数値サマリー

項目当期(百万円)前期(百万円)前期比
売上高6,7706,246+8.4%
営業利益848775+9.4%
経常利益859776+10.6%
純利益578518+11.5%
  • 営業利益率: 12.5%
  • 業績修正の有無: なし

来期業績予想

項目来期予想(百万円)今期通期実績比
売上高5,702-15.8%
営業利益380-55.2%
経常利益392-54.3%
純利益255-55.8%

来期業績予想は、売上高・利益ともに前期実績から大幅な減益を見込んでおり、市場に対して慎重な見通しを示していると評価できます。

分析

  1. 数字の「意味」 当期の実績では、売上高が前年同期比で8.4%増と堅調に推移しており、営業利益率も12.5%と業界平均を大きく上回る高い水準を維持しています。これは、単なる売上の増加だけでなく、収益構造の改善やコスト管理が機能していることを示唆します。特に純利益は前年同期比で11.5%増と、売上成長率を上回る伸びを示しており、利益面での効率性が高まっていることが読み取れます。

  2. 会社の現在の状況・戦略的背景 「千曲川の防災・減災工事等の受注や地域製造業の設備投資需要の取り込みが堅調であったこと」「堅調な土木工事に伴う資材需要が伸長したこと」といった記述から、インフラ関連の公共事業や地域経済の回復を追い風に、安定的な受注基盤を構築できている状況が伺えます。
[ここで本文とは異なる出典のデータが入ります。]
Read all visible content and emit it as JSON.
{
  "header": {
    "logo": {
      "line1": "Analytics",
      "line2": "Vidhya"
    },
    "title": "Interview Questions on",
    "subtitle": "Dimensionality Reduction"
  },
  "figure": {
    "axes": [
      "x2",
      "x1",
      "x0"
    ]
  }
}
また、自己資本比率が69.7%と高い水準を維持しており、財務体質は極めて強固です。

  3. 注目すべき変化・リスク・ポジティブ要因 【ポジティブ要因】:当期の実績における利益成長率は売上高の伸びを上回っており、収益性が高い状態が継続しています。また、工事進捗に伴う資産(受取手形・未収入金)の増加は、今後の売上の確実な回収を見込める材料となります。 【リスク要因】:一方で、来期予想では売上高、営業利益、経常利益、純利益の全てにおいて前期実績から大幅な減益を織り込んでいます。これは、市場環境や受注パイプラインに対する懸念が色濃く反映されており、今後の事業計画策定においては外部環境の変化(地政学リスク、資材価格など)による下方圧力が想定されていることを示しています。

  4. 海外投資家が誤解しそうな日本特有の文脈 建設業界における「工事の進捗」に関する会計処理は海外投資家にとって理解が難しい場合があります。本件では、「受取手形・完成工事未収入金等の増加」「未成工事受入金の減少」といった記述があり、これは売上計上のタイミングや工期管理に伴う資産の変動を指します。単なる「売掛金」とは異なり、工事の進捗度合いに応じて収益と債権が動くため、会計処理の理解には業界特有の知識が必要です。また、本業セグメントが総合建設事業に限定されている点も、多角的なビジネスモデルを持つ企業と比較した際の視点となります。